There were several loud explosions in Baghdad a day or so later. Police headquarters could only give out details about one of them, a roadside bomb in the Sunni neighbourhood of al-Jihad. The other explosions couldn't be investigated, they said, because it was too dangerous for the police to check them out.
Even the brave Iraqi cameramen from the two big western television agencies, Reuters and Associated Press Television News, have to be cautious nowadays. People connected with journalism in Iraq have become prime targets. One of the directors of al-Iraqiya Television, the state channel, was murdered last Saturday, and as a result the Iraqi journalists' union asked the government to let journalists carry weapons to protect themselves.

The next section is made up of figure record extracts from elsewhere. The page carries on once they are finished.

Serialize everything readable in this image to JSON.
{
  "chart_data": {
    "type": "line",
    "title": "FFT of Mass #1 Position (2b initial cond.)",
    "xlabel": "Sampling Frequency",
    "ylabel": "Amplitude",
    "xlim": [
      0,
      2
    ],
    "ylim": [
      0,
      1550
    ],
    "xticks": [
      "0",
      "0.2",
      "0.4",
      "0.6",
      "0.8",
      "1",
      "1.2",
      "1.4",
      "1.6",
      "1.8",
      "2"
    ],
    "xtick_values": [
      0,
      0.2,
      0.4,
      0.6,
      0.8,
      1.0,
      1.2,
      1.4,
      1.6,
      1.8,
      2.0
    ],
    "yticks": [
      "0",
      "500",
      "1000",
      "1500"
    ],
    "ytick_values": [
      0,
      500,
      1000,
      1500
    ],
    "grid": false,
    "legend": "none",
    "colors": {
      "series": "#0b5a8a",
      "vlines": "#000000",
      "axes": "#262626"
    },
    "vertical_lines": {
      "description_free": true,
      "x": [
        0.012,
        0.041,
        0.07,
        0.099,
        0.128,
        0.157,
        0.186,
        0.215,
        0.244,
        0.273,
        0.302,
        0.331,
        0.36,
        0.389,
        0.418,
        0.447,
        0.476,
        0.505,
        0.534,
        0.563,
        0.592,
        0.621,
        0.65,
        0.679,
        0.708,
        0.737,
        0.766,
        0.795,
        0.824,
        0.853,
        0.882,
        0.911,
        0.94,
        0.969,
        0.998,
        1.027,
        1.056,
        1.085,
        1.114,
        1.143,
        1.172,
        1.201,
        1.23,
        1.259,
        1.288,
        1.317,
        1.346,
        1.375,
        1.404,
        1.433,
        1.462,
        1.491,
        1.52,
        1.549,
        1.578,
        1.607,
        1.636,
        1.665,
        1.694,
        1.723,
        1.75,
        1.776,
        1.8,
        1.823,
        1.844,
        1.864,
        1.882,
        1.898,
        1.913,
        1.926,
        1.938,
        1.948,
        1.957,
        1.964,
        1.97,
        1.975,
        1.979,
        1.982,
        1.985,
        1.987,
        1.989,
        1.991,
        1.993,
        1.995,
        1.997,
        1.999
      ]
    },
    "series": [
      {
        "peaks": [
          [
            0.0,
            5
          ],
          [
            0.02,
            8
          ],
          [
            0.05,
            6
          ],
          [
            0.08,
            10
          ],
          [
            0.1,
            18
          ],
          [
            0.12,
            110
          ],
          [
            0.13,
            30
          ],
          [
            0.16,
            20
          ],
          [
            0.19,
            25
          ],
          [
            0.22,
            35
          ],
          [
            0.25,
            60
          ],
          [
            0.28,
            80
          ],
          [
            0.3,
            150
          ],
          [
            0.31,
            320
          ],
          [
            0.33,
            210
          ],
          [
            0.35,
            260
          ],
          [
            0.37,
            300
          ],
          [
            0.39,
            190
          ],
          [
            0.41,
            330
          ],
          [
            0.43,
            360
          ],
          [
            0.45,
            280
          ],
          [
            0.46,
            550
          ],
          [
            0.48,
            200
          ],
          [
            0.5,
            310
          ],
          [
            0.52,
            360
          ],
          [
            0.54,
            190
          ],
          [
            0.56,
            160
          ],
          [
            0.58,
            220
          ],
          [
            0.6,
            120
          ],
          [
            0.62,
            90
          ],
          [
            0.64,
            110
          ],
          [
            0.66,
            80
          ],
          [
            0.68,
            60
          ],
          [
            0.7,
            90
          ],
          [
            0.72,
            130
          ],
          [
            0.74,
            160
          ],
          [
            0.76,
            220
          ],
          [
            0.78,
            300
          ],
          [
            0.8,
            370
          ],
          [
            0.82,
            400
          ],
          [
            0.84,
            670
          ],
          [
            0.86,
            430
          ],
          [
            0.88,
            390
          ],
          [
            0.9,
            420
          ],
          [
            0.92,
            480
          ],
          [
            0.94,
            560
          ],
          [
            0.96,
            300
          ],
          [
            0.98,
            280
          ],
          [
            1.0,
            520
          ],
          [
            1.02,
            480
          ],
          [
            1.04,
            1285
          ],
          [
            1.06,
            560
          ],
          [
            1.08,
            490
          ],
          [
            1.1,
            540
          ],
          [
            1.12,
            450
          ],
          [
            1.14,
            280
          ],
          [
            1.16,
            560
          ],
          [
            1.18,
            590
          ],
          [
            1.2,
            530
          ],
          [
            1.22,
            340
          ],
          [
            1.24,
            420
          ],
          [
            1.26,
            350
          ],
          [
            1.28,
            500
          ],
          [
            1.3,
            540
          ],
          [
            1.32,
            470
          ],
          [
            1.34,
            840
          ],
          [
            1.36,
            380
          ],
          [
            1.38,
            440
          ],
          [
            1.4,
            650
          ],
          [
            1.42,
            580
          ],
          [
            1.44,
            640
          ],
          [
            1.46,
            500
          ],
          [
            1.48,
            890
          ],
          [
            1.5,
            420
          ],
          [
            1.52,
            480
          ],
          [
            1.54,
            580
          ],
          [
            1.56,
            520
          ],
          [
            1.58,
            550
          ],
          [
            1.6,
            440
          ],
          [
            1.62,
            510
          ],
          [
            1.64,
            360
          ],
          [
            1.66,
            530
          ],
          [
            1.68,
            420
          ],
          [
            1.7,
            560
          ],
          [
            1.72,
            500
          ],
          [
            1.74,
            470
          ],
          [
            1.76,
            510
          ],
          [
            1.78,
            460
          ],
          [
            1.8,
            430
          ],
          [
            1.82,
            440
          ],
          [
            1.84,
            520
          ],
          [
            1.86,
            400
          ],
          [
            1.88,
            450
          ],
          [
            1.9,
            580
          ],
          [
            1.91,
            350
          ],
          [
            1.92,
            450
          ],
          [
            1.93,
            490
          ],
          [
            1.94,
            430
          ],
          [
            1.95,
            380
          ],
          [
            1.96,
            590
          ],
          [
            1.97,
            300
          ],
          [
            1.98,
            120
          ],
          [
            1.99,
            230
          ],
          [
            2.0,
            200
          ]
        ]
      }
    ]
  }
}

And yet I doubt that, simply driving along the streets, you would realise quite how bad things are. The shops are open, people throng the pavements, the air is full of exhaust fumes and the sound of car horns and badly tuned radio sets. The electronics shops, the jewellers, the butchers, the grocers, are bursting with good things. The tea houses are crowded.

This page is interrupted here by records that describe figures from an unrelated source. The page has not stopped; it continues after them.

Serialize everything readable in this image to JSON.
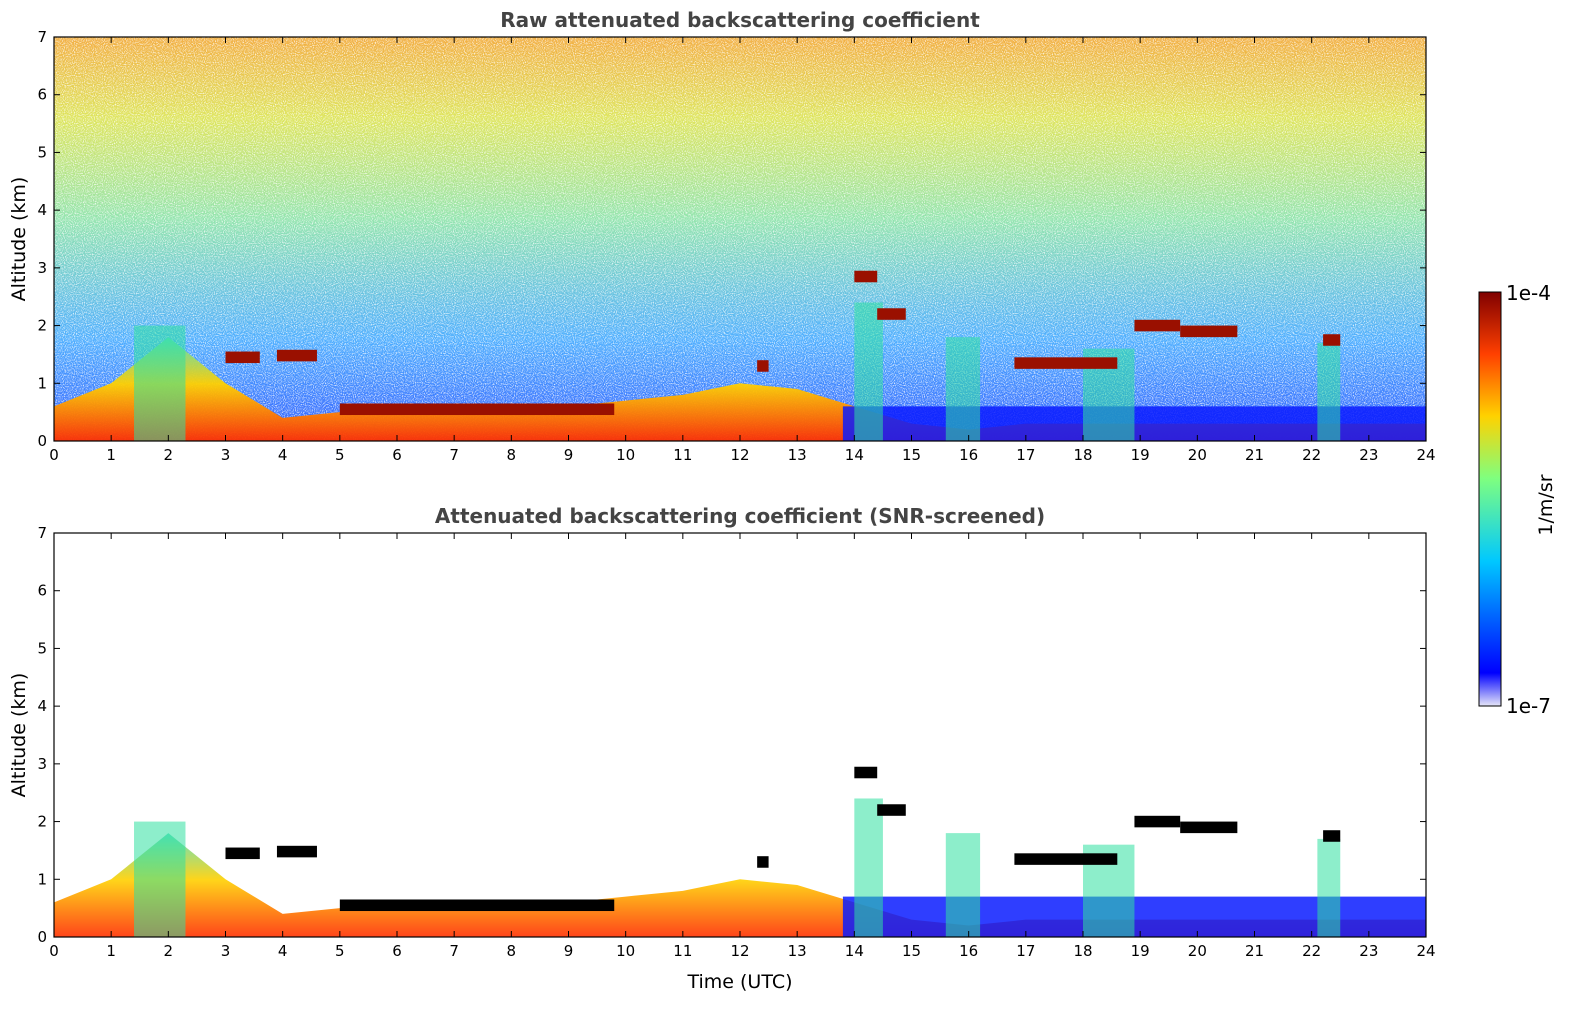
{
  "colors": {
    "jet_stops": [
      "#e6e6f8",
      "#0000ff",
      "#00c8ff",
      "#7fff7f",
      "#ffd200",
      "#ff4000",
      "#800000"
    ],
    "cloud_core": "#000000",
    "axis": "#000000",
    "title": "#444444"
  },
  "chart_data": [
    {
      "type": "heatmap",
      "title": "Raw attenuated backscattering coefficient",
      "xlabel": "",
      "ylabel": "Altitude (km)",
      "xlim": [
        0,
        24
      ],
      "ylim": [
        0,
        7
      ],
      "x_ticks": [
        "0",
        "1",
        "2",
        "3",
        "4",
        "5",
        "6",
        "7",
        "8",
        "9",
        "10",
        "11",
        "12",
        "13",
        "14",
        "15",
        "16",
        "17",
        "18",
        "19",
        "20",
        "21",
        "22",
        "23",
        "24"
      ],
      "y_ticks": [
        "0",
        "1",
        "2",
        "3",
        "4",
        "5",
        "6",
        "7"
      ],
      "screened": false,
      "boundary_layer_top": [
        [
          0,
          0.6
        ],
        [
          1,
          1.0
        ],
        [
          2,
          1.8
        ],
        [
          3,
          1.0
        ],
        [
          4,
          0.4
        ],
        [
          5,
          0.5
        ],
        [
          6,
          0.6
        ],
        [
          7,
          0.5
        ],
        [
          8,
          0.6
        ],
        [
          9,
          0.6
        ],
        [
          10,
          0.7
        ],
        [
          11,
          0.8
        ],
        [
          12,
          1.0
        ],
        [
          13,
          0.9
        ],
        [
          14,
          0.6
        ],
        [
          15,
          0.3
        ],
        [
          16,
          0.2
        ],
        [
          17,
          0.3
        ],
        [
          18,
          0.3
        ],
        [
          19,
          0.3
        ],
        [
          20,
          0.3
        ],
        [
          21,
          0.3
        ],
        [
          22,
          0.3
        ],
        [
          23,
          0.3
        ],
        [
          24,
          0.3
        ]
      ],
      "cloud_layers": [
        {
          "start": 3.0,
          "end": 3.6,
          "alt": 1.45
        },
        {
          "start": 3.9,
          "end": 4.6,
          "alt": 1.48
        },
        {
          "start": 5.0,
          "end": 9.8,
          "alt": 0.55
        },
        {
          "start": 12.3,
          "end": 12.5,
          "alt": 1.3
        },
        {
          "start": 14.0,
          "end": 14.4,
          "alt": 2.85
        },
        {
          "start": 14.4,
          "end": 14.9,
          "alt": 2.2
        },
        {
          "start": 16.8,
          "end": 18.6,
          "alt": 1.35
        },
        {
          "start": 18.9,
          "end": 19.7,
          "alt": 2.0
        },
        {
          "start": 19.7,
          "end": 20.7,
          "alt": 1.9
        },
        {
          "start": 22.2,
          "end": 22.5,
          "alt": 1.75
        }
      ]
    },
    {
      "type": "heatmap",
      "title": "Attenuated backscattering coefficient (SNR-screened)",
      "xlabel": "Time (UTC)",
      "ylabel": "Altitude (km)",
      "xlim": [
        0,
        24
      ],
      "ylim": [
        0,
        7
      ],
      "x_ticks": [
        "0",
        "1",
        "2",
        "3",
        "4",
        "5",
        "6",
        "7",
        "8",
        "9",
        "10",
        "11",
        "12",
        "13",
        "14",
        "15",
        "16",
        "17",
        "18",
        "19",
        "20",
        "21",
        "22",
        "23",
        "24"
      ],
      "y_ticks": [
        "0",
        "1",
        "2",
        "3",
        "4",
        "5",
        "6",
        "7"
      ],
      "screened": true
    }
  ],
  "colorbar": {
    "label": "1/m/sr",
    "max_label": "1e-4",
    "min_label": "1e-7",
    "scale": "log"
  }
}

But this is what a modern civil war is like. There are no front lines, no artillery shells and no armies, and the only tanks are those that the Iraqi army posts at crossing points in the feeble hope of deterring car bombers. Life continues as normal, except for the terrible moments when a sheet of flame erupts in a street and chunks of metal fly around at 2,000mph, and the groaning victims lie shocked and helpless in the roadway.
Someone should do something to stop this, the onlookers scream after each bombing; the government is too busy negotiating jobs for its ministers to care, they say. And anyway, there is still no government in place, 90 days after the latest election. Where is the army? Where are the Americans? But the Americans know their presence at the site of an attack often makes things worse, and they are less in evidence now than they used to be. So why are they in Iraq at all, people ask.
The US ambassador, the Afghan-born Zalmay Khalilzad, a clever man who shows greater realism the longer he stays in Iraq, gave an interview to al-Hayat newspaper the other day. He wanted to send this message to the Iraqi resistance, he said: the Americans had no intention of staying in Iraq long. Somehow, though, this was scarcely noticed. In an incipient state of civil war most Iraqis now seem to think the Americans are irrelevant.
No one seems to have told that to General Peter Pace, the fresh-faced, eager-to-please new chairman of the Joint Chiefs of Staff in Washington. Things in Iraq were "going very, very well, from everything you look at", he announced on Sunday. I don't think I'd like to be in Iraq when things were going badly.